Updated on 2025-08-11 GMT+08:00

Interconnecting Flume with OBS Using an IAM Agency

After configuring decoupled storage and compute for a cluster by referring to Interconnecting an MRS Cluster with OBS Using an IAM Agency, you can run OBS jobs using Flume. This section describes how to submit a Flume job that reads a .txt file from the client node and exports the file to the OBS directory.

Notes and Constraints

This section applies to MRS 3.x or later.

Interconnecting Flume with OBS

  1. Create an OBS folder for storing data.

    1. Log in to the OBS console.
    2. In the navigation pane on the left, choose Resources > Parallel File Systems.
    3. On the displayed page, click the name of the parallel file system you created to access its details page.
    4. In the navigation pane on the left, choose Files. On the displayed page, click Create Folder to create the testFlumeOutput folder.

  2. Log in to the node where the Flume client is installed as user root.
  3. Create the /opt/flumeInput directory and create a customized .txt file in it.
  4. Add the following content to the Client installation directory/FusionInsight-flume-*/properties.properties file:

    # source
    server.sources = r1
    # channels
    server.channels = c1
    # sink
    server.sinks = obs_sink
    # ----- define net source -----
    server.sources.r1.type = seq
    server.sources.r1.spooldir = /opt/flumeInput
    # ---- define OBS sink ----
    server.sinks.obs_sink.type = hdfs
    server.sinks.obs_sink.hdfs.path = obs://esdk-c-test-pfs1/testFlumeOutput
    server.sinks.obs_sink.hdfs.filePrefix = %[localhost]
    server.sinks.obs_sink.hdfs.useLocalTimeStamp = true
    # set file size to trigger roll
    server.sinks.obs_sink.hdfs.rollSize = 0
    server.sinks.obs_sink.hdfs.rollCount = 0
    server.sinks.obs_sink.hdfs.rollInterval = 5
    #server.sinks.obs_sink.hdfs.threadsPoolSize = 30
    server.sinks.obs_sink.hdfs.fileType = DataStream
    server.sinks.obs_sink.hdfs.writeFormat = Text
    server.sinks.obs_sink.hdfs.fileCloseByEndEvent = false
    
    # define channel
    server.channels.c1.type = memory
    server.channels.c1.capacity = 1000
    # transaction size
    server.channels.c1.transactionCapacity = 1000
    server.channels.c1.byteCapacity = 800000
    server.channels.c1.byteCapacityBufferPercentage = 20
    server.channels.c1.keep-alive = 60
    server.sources.r1.channels = c1
    server.sinks.obs_sink.channel = c1
    • Set server.sources.r1.spooldir to the directory of the .txt file created in Step 3.
    • Set server.sinks.obs_sink.hdfs.path to the OBS file system created in Step 1.

  5. Copy the hadoop-huaweicloud-*.jar and mrs-obs-provider-*.jar files from Client installation directory/Hive/Beeline/lib to Flume client installation directory/fusionInsight-flume-*/lib.

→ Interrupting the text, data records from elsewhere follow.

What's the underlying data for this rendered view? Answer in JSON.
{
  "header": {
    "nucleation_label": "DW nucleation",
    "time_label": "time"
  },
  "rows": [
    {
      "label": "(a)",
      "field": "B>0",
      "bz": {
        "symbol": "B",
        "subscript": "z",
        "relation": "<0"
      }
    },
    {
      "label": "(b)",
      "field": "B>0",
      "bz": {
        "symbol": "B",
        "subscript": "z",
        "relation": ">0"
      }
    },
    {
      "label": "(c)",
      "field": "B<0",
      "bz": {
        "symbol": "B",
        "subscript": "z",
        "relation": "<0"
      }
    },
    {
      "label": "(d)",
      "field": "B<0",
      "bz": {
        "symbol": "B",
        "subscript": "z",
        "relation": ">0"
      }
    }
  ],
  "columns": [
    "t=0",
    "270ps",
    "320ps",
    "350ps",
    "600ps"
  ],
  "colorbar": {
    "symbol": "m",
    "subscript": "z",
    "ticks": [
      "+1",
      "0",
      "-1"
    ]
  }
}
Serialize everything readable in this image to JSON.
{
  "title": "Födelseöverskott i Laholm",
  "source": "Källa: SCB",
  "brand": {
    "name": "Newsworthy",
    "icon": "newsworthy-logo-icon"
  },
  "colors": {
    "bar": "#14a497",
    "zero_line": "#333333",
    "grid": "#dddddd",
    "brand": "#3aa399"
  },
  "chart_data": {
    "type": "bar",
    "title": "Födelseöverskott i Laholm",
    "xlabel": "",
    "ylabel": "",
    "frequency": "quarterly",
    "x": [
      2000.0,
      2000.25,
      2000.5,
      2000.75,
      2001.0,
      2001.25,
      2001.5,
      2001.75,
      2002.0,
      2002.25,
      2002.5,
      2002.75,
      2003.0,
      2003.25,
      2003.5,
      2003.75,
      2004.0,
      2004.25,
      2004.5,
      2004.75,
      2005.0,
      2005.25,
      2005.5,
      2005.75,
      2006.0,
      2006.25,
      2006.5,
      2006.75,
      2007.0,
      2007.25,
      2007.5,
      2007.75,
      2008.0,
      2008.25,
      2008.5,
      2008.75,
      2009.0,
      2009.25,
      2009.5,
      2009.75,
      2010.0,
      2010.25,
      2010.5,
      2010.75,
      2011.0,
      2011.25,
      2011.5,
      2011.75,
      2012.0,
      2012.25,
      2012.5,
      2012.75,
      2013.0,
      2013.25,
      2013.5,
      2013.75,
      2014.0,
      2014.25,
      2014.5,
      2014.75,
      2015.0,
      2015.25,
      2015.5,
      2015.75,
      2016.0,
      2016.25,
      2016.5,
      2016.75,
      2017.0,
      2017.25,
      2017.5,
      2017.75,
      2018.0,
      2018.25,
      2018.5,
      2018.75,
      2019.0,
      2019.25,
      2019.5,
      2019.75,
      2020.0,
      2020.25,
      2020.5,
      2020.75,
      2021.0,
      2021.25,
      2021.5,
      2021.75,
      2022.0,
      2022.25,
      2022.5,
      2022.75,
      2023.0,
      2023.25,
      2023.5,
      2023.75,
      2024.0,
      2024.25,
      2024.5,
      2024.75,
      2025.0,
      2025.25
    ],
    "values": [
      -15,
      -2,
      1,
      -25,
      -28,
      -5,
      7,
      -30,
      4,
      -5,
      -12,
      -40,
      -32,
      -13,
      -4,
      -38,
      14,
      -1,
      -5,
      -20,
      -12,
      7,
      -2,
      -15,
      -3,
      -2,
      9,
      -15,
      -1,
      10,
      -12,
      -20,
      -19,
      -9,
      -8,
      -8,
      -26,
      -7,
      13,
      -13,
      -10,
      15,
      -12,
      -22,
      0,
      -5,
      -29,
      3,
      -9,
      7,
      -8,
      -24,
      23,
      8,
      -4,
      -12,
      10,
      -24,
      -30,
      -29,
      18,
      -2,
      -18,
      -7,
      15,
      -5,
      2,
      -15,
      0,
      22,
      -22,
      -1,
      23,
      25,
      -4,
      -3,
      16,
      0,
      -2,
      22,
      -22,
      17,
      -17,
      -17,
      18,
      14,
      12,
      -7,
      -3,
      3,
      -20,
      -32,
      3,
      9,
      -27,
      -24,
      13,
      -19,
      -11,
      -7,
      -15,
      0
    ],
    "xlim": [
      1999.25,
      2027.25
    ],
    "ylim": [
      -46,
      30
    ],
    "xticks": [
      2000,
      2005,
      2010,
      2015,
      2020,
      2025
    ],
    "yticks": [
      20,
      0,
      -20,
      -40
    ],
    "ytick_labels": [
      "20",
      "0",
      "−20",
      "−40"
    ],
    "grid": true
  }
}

Then run the following commands to modify permissions:

    1. Go to the lib directory.
      cd Flume client installation directory/fusionInsight-flume-*/lib
    1. Modify the permission on hadoop-huaweicloud-*.jar.
      chmod 755 hadoop-huaweicloud-*.jar
    2. Modify the permission on mrs-obs-provider-*.jar.
      chmod 755 mrs-obs-provider-*.jar

  6. Run the following command to restart the Flume client:

    Go to the bin directory.

    cd Flume client installation directory/fusionInsight-flume-*/bin

    Restart the Flume client.

    ./flume-manager.sh restart

  7. View the result in the OBS system.

    1. Log in to the OBS console.
    2. In the navigation pane on the left, choose Resources > Parallel File Systems. Click the name of the parallel file system you created. In the navigation pane on the left, choose Files. On the displayed page, click the folder created in Step 1 to view the result.